Agree wrt the brain.

Sure, LLMs are also sequence predictors, and this is a large part of why they appear intelligent (intelligence = learning + prediction). The other part is that they are trained to mimic their training data, which came from a system of greater intelligence than their own, so by mimicking a more intelligent system they appear to be punching above their weight.

I'm not sure that "JUST sequence predictors" is so inappropriate though - sure sequence prediction is a powerful and critical capability (the core of intelligence), but that is ALL that LLMs can do, so "just" is appropriate.

Of course additionally not all sequence predictors are of equal capability, so we can't even say, "well, at least as far as being sequence predictors goes, they are equal to humans", but that's a difficult comparison to make.

> Your points on learning and memory are similarly weak word play. Memory means holding some quantity constant over time in the internal state of a model. Learning means being able to update those quantities. LLMs obviously do both.

Well, no...

1) LLMs do NOT "hold some quantity constant over time in the internal state of the model". It is a pass-thru architecture with zero internal storage. When each token is generated it is appended to the input, and the updated input sequence is fed into the model and everything is calculated from scratch (other than the KV cache optimization). The model appears to be have internal memory due to the coherence of the sequence of tokens it is outputting, but in reality everything is recalculated from scratch, and the coherence is due to the fact that adding one token to the end of a sequence doesn't change the meaning of the sequence by much, and most of what is recalculated will therefore be the same as before.

2) If the model has learnt something, then it should have remembered it from one use to another, but LLMs don't do this. Once the context is gone and the user starts a new conversation/session, then all memory of the prior session is gone - the model has NOT updated itself to remember anything about what happened previously. If this was an employee (an AI coder, perhaps) then it would be perpetual groundhog day.
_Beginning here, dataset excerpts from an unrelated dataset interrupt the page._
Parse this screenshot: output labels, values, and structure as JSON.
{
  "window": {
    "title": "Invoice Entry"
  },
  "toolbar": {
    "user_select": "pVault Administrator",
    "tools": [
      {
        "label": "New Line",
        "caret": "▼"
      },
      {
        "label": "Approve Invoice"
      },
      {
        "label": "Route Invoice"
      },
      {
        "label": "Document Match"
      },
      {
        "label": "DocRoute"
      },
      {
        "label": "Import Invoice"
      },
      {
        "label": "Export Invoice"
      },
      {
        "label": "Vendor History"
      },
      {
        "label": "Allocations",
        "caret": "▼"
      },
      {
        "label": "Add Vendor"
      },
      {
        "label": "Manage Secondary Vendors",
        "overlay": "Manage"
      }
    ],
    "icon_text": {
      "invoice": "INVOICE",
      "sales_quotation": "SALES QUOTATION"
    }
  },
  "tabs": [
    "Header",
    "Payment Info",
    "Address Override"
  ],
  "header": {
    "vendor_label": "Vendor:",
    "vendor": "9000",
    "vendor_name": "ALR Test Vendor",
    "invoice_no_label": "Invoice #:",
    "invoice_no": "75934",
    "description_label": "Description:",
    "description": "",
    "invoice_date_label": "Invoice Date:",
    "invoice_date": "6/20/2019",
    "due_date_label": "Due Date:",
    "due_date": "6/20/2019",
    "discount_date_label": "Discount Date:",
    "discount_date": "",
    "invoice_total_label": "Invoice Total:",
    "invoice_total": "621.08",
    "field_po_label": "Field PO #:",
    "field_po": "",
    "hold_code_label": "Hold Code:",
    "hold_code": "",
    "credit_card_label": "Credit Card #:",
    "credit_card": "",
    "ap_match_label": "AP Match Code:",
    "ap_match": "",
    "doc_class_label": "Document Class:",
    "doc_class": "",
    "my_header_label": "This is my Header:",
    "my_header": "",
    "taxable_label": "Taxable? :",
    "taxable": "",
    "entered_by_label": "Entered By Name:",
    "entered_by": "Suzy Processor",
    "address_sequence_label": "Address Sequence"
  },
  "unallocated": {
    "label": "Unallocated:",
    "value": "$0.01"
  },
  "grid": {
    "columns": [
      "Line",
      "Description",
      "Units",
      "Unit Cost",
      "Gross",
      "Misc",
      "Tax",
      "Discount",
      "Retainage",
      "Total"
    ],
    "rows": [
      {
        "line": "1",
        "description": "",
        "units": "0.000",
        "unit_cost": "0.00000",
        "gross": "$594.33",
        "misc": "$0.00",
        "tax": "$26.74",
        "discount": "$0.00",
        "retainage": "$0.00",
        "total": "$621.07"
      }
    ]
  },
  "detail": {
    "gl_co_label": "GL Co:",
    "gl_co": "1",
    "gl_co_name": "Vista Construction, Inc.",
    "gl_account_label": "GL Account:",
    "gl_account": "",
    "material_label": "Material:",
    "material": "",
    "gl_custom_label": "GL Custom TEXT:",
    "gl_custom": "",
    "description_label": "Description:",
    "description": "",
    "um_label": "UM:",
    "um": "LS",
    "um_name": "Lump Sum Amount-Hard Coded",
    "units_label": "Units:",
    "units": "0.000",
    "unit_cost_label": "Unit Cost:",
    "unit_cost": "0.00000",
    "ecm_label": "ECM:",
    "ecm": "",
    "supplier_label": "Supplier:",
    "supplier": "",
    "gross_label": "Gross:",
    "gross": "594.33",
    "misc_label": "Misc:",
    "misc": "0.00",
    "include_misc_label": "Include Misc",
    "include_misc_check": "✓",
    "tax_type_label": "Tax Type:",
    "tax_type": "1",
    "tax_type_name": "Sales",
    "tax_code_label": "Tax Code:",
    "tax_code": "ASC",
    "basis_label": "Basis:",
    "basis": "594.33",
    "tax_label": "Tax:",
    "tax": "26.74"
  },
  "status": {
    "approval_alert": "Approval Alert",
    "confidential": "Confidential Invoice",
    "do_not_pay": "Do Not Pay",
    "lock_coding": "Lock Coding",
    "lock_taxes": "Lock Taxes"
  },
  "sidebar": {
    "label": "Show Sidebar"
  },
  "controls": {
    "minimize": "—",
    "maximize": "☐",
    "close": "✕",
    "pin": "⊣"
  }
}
Every day it came to work it'd be repeating the same mistakes it made the day before, and would have forgotten everything you might have taught it. This is not my definition of learning, and more to the point the lack of such incremental permanent learning is what'll make LLMs useless for very many jobs. It's not an easy fix, which is why we're stuck with massively expensive infrequent retrainings from scratch rather than incremental learning.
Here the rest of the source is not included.